Note: that tiny thread-like object in the center of the picture is not a snake. It's the road.
So, I finally settled on visiting Split (on the mainland) and Bol (on the island of Brac, a 1.5 hour's ferry ride from the coast). My first impressions getting off the train in split were: a.) HOT; and b.) BRIGHT. And that was at 7AM. It's a good thing I did not know in advance that temps in this part of Europe linger for most of the day (and evening) right around 40 degrees Celsius (that's 104 for my Fahrenheit folks)--and let's not even get into the humidity measurements. The hotness and brightness were multiplied in Split due to their fondness for paving absolutely everything in polished, white marble: roads, sidewalks, buildings, parks, household pets... It all goes back to Emperor Diocletian, who in the third century made Split the site of his retirement palace. I'm guessing he had a really could 401K, because the palace was absolutely huge--so huge that much of Split lays within the boundaries of its ruins.
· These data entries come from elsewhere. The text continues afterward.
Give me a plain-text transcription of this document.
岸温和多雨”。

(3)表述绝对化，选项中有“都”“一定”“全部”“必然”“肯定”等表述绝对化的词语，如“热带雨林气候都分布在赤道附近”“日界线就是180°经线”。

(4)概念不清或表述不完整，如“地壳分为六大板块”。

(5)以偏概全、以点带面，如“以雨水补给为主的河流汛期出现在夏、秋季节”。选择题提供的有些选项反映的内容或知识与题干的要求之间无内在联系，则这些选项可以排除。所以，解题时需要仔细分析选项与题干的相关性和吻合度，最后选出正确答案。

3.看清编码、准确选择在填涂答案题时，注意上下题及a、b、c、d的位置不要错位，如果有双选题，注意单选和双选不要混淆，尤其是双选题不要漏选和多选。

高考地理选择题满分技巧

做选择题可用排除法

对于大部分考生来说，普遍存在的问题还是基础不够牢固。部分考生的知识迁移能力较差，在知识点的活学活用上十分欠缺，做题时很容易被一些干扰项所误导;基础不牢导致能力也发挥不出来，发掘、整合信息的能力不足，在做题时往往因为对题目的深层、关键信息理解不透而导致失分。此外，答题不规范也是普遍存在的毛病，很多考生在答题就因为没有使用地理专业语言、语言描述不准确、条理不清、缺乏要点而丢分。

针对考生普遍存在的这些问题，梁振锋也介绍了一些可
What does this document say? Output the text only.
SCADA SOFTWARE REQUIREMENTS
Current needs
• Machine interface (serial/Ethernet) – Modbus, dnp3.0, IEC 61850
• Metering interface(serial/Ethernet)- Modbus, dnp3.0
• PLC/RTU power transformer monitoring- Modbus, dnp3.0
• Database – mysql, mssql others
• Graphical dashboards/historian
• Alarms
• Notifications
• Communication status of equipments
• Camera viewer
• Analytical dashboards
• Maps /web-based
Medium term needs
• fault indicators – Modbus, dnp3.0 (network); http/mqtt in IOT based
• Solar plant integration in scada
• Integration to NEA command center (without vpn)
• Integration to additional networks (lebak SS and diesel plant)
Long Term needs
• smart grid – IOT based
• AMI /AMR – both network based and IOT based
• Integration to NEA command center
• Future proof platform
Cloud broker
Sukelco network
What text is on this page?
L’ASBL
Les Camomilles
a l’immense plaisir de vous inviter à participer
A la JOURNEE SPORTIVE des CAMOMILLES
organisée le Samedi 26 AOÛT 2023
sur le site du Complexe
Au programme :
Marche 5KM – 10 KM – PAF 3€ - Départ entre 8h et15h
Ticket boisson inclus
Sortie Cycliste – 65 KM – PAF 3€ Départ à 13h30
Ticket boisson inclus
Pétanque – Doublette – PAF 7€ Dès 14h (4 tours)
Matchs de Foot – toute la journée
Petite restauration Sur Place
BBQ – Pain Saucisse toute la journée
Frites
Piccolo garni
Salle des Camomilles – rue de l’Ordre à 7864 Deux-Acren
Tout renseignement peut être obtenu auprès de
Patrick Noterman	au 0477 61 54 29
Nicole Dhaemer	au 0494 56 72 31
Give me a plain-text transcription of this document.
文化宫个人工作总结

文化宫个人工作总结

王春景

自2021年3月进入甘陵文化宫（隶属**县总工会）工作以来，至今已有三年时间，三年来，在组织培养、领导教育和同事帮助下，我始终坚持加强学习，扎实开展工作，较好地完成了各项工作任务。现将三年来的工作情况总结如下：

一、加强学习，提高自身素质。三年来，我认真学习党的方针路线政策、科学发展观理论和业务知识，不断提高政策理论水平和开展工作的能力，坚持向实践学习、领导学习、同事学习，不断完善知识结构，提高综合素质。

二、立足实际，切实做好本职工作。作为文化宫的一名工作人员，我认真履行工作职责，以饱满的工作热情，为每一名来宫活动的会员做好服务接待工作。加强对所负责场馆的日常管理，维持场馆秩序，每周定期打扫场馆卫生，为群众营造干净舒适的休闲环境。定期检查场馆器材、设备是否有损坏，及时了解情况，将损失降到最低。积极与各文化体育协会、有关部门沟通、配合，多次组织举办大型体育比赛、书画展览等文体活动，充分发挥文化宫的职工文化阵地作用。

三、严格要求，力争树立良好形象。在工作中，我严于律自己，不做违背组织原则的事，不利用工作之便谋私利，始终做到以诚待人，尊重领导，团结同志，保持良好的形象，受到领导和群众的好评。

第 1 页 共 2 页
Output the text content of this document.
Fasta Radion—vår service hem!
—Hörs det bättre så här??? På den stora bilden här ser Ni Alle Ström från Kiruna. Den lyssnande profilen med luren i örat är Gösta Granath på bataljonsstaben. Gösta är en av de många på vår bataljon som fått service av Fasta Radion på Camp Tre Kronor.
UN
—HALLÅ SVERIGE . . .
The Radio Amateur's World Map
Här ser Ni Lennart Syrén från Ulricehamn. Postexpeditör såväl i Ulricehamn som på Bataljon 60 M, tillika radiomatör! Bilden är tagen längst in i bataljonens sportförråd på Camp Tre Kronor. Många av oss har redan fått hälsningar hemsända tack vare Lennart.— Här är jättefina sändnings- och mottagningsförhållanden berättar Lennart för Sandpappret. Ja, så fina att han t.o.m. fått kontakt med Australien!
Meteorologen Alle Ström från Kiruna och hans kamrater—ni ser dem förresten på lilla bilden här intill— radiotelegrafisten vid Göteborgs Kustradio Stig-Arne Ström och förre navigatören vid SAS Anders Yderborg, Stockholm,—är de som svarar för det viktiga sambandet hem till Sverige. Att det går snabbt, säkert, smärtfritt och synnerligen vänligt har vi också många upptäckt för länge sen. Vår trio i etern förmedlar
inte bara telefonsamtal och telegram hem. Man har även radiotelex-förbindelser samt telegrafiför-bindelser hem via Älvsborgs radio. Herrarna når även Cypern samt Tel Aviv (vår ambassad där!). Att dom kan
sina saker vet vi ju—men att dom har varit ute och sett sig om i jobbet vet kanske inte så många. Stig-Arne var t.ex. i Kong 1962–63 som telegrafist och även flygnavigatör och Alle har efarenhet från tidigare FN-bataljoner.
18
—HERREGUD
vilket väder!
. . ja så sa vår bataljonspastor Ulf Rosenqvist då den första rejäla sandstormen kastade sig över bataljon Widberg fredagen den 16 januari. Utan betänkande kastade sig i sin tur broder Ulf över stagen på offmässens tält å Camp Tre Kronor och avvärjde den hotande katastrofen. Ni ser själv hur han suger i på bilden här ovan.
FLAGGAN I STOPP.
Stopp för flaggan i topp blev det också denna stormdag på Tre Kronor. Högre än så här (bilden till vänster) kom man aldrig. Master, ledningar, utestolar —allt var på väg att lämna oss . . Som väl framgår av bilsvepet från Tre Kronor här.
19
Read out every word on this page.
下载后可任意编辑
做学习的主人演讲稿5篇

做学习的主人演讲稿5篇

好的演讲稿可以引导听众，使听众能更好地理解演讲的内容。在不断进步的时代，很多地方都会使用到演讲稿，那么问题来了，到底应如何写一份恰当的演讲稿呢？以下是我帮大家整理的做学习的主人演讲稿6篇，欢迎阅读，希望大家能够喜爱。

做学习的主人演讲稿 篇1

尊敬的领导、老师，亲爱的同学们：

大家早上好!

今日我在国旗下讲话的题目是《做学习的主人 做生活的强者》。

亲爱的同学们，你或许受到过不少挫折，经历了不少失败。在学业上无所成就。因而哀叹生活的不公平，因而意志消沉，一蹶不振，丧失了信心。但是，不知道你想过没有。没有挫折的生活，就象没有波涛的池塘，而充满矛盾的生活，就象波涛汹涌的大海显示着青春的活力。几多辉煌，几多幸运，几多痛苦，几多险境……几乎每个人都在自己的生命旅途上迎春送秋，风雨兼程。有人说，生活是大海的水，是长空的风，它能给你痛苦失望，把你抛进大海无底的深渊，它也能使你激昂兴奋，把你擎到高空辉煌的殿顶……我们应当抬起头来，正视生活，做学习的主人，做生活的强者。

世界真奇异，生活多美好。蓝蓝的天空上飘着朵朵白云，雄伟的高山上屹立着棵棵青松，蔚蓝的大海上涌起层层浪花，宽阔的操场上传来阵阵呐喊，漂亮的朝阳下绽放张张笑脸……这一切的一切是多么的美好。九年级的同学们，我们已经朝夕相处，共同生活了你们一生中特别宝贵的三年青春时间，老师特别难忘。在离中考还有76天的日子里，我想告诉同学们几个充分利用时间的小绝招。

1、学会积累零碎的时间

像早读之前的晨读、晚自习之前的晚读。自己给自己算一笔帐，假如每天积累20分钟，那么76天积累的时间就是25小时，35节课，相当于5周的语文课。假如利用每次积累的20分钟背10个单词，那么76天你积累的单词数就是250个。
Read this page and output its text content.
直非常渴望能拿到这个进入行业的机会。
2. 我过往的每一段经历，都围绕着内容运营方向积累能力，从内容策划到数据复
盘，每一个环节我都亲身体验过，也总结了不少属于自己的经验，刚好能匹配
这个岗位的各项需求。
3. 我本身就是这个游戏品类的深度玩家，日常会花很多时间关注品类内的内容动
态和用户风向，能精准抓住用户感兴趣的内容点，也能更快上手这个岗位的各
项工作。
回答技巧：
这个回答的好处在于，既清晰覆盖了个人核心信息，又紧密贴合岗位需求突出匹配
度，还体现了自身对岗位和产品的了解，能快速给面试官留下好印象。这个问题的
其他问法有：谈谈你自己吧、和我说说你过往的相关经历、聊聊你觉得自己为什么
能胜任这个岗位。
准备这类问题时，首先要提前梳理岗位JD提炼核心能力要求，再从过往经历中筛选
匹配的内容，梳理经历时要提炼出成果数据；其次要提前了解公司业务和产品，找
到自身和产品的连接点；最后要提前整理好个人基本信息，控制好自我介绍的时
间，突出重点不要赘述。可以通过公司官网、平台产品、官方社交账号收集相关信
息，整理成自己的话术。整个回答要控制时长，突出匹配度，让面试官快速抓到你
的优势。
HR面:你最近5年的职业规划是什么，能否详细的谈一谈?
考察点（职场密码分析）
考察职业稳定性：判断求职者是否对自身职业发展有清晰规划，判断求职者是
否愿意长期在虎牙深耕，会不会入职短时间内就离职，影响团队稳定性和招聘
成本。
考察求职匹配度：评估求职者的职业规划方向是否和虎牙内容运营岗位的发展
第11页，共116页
When you walk around, you have all these layers of architecture--from 3rd century stone arches with rogue grasses growing through the cracks in the mortar, to modern low-level sky scrapers and mysterious little alleys and promenades and churches, and all with a generous helping of cafes sprinkled everywhere.
Other than the millennia old late-Roman imperial palace, Split is pretty much your average harbor town. The key is not to let the garish sunlight, stifling heat, pore-suffocating humidity, or overwhelming stench of boats and seawater get to you. You have to come up with a survival plan. Mine was
I found Figa at about 10:30 AM, purely by accident, wandering in from some narrow, arched alleyway or other during my disorienting hike through the city. I felt a magnet pulling me in through the shadowy, open doorway--the Croatians are like flies, attracted to light in everyway. Their cafes, restaurants, shops and everything else is done in no less than direct sunlight at all times. So when you find the rare instance of an indoor restaurant--one that is practically carved into what seemed to me 600 or 700 year old, roughly hewn brick--you linger. And linger. Over coffee. Over breakfast--a crepe stuffed with rucola and freshly cooked salmon. Over another coffee. And maybe some water after that. And then maybe you ask the waiter if you can charge all your portable electronic appliances. And then maybe he is generous enough to spend 10 minutes searching his office for a plug adaptor for you, all the while teasing you that you are just like his girlfriend--you carry around that big, heavy purse that has everything in it but the things you really need. Yes, you explain, but you have two varieties of wet wipes. And vitamins. Surely those are necessities, too. And you just keep lingering, because you don't want to go back out into the heat. But, at some point, the lingering must end. And you must find another way to survive the humid, fish-smell-soaked heat.
Water come to mind.
This is the closest thing to a watering hole I've ever seen. The people of Split flock to this synthetic waterfall in the middle of the city square and unshamedly dunk their hands, feet, faces and children into the water--which is clean enough to fill up one's water bottle with.
Yes I photo-stalked this little girl. She was standing by that fountain for ages and did everything I felt like doing--just lounging by water and practicing some form of ancient aqua-boredom calisthentic thing. Cute!
After locating water--which is easier said than done in a HARBOR TOWN SURROUNDED BY THE SEA for heaven's sake--I felt I had more energy to explore the things that Split is famous for: one of the biggest and oldest fruit/vegetable market in Europe, for example, or discover even more architectural wonders. I managed to survive--and get to experience walking a piece in the life of another place and culture, something that I consider to be invaluable no matter what the cost (or degrees celsius). By the time I caught my ferry to Bol/ Brac, I had started to get a glimpse of the beauty and "different-ness" I'd heard about in regards to Dalmatia. I hope you can agree!
Setting the table in a 1,700-year-old dining room?
At first I thought the boy was just trying to show off for the gaggle of cute girls standing 'round the fountain.
To my horror and surprise, he and his dad and his little sister put the fish in a plastic shopping bag filled with water and took it home... to eat?
One of Empreror Diocletian's windows.... Overlooking the harbor.This is with the white balance and brightness settings on The Fiancee's camera turned way down low! Needless to say, it is not easy to take good pictures in Split! Too much darn light!
By the time it was time to take the ferry to Bol, I was interested to see what lay next on my journey.